Childcare crisis the topic: FWKCC Breakfast Series trio of speakers respond
Finding quality, affordable childcare affects not only the couples involved, it also affects local businesses and the economy as well, according to speakers on the childcare crisis at a Farragut West Knox Chamber of Commerce Breakfast Speaker Series in Rothchild Catering & Conference Center, 8807 Kingston Pike, Knoxville, Wednesday morning, June 5.

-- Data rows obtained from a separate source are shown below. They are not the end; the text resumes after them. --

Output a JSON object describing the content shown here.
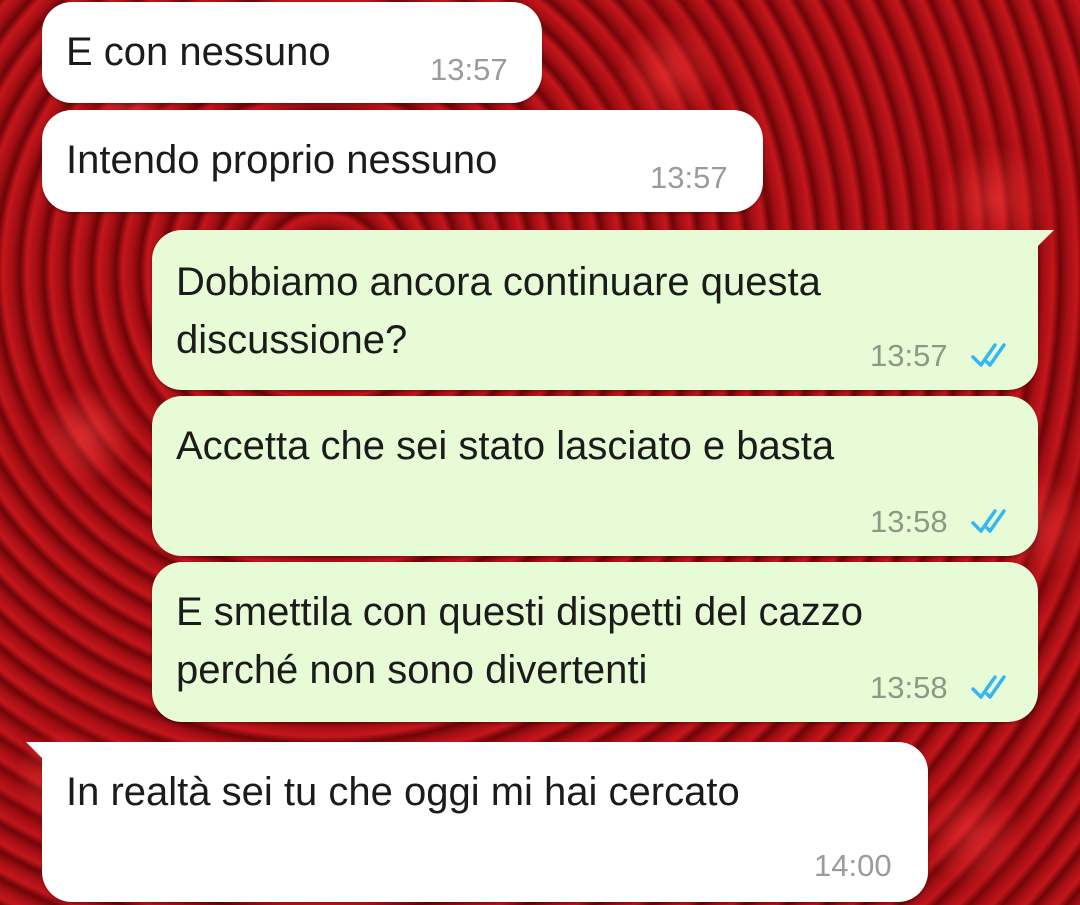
{
  "messages": [
    {
      "direction": "incoming",
      "text": "E con nessuno",
      "time": "13:57"
    },
    {
      "direction": "incoming",
      "text": "Intendo proprio nessuno",
      "time": "13:57"
    },
    {
      "direction": "outgoing",
      "lines": [
        "Dobbiamo ancora continuare questa",
        "discussione?"
      ],
      "time": "13:57",
      "status": "read"
    },
    {
      "direction": "outgoing",
      "text": "Accetta che sei stato lasciato e basta",
      "time": "13:58",
      "status": "read"
    },
    {
      "direction": "outgoing",
      "lines": [
        "E smettila con questi dispetti del cazzo",
        "perché non sono divertenti"
      ],
      "time": "13:58",
      "status": "read"
    },
    {
      "direction": "incoming",
      "text": "In realtà sei tu che oggi mi hai cercato",
      "time": "14:00"
    }
  ],
  "colors": {
    "incoming_bubble": "#ffffff",
    "outgoing_bubble": "#e7fcd6",
    "read_tick": "#34b7f1",
    "wallpaper": "#b3141a"
  },
  "icons": {
    "read_status": "double-check-icon"
  }
}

The series featured Matt Ryerson, president/CEO of United Way of Greater Knoxville; Bart McFadden, president/CEO of Boys & Girls Club of the Tennessee Valley; and state Sen. Becky Massey (R-District 6; includes portions of West Knox County).
“It impacts all of us, whether we have children or not,” said emcee Brittany Tarwater, anchor with WVLT-TV News (channel 8, CBS affiliate), who has children of her own. “It’s something that impacts all our daily lives.”
“If you think back almost 50 years ago, in 1976, about 35 percent of households that had children who needed childcare … had one parent in the workforce,” Ryerson said. “Today, it’s flip-flopped, meaning that 65 percent of households with children in that age, where they need childcare now, have all the parents or all the adults in the household working.”
“That’s a significant increase in the number of children who require that,” he added. “On top of that, a region like Knoxville, Knox County or surrounding area, we average around 40 percent, as far as ALICE (Asset-Limited, Income-Constrained Employee) households.”
“What that means is they are working; they are trying to pay their bills; but at the end of every month, they’re short.” That impacts their decision on whether to pay for high-quality childcare or pay their utility bill.
The speakers agreed the biggest challenges regarding childcare are accessibility, affordability and quality.
Regarding accessibility, “there’s simply not enough slots; there’s not enough childcare facilities; there’s not enough, period,” McFadden said.
“We don’t have enough pods (spaces) for the kids is because of the staffing issue,” Massey said.
Regulation also is a challenge for childcare facilities. Depending on what agency to which they answer — Department of Child Services or Department of Education — they face different regulations, such as “you have to have different-size rooms.”
Regarding affordability, “when you look at most of the childcare costs being in excess of $1,000, in a lot of cases, for a family whose household income may be $50,000, wow, that’s a chunk, that’s a mortgage,” said McFadden, whose organization serves moderate- to low-income families.
Regarding quality, McFadden said when a child is in the care of someone other than his or her parent, “what we want to accomplish for that child, it’s a real challenge.”
“Many kids are not prepared for elementary school,” Ryerson said. “They have an uneven playing field.”
“Childcare is an essential service,” McFadden said. “We need to treat it like an essential service. … We’ve got to invest in a meaningful way. … We’ve got to change the mindset of childcare to child development.”
Bart related a case where a mother had COVID-19 but brought her child, who was asymptomatic, to the Boys & Girls Club, causing an outbreak.
Additionally, when schools close because of a safety issue, daycares follow schools’ calendars and close as well.
“Flexibility is the key,” McFadden said, adding employers need to be flexible with parents.
Massey noted there is a proposed program, Promising Futures, which is not yet funded but could help with the issue.
“We all need to be invested,” Ryerson said, noting that includes businesses and industries regarding flexible hours for employees, offering daycare as a benefit and even providing in-house daycares at the worksite.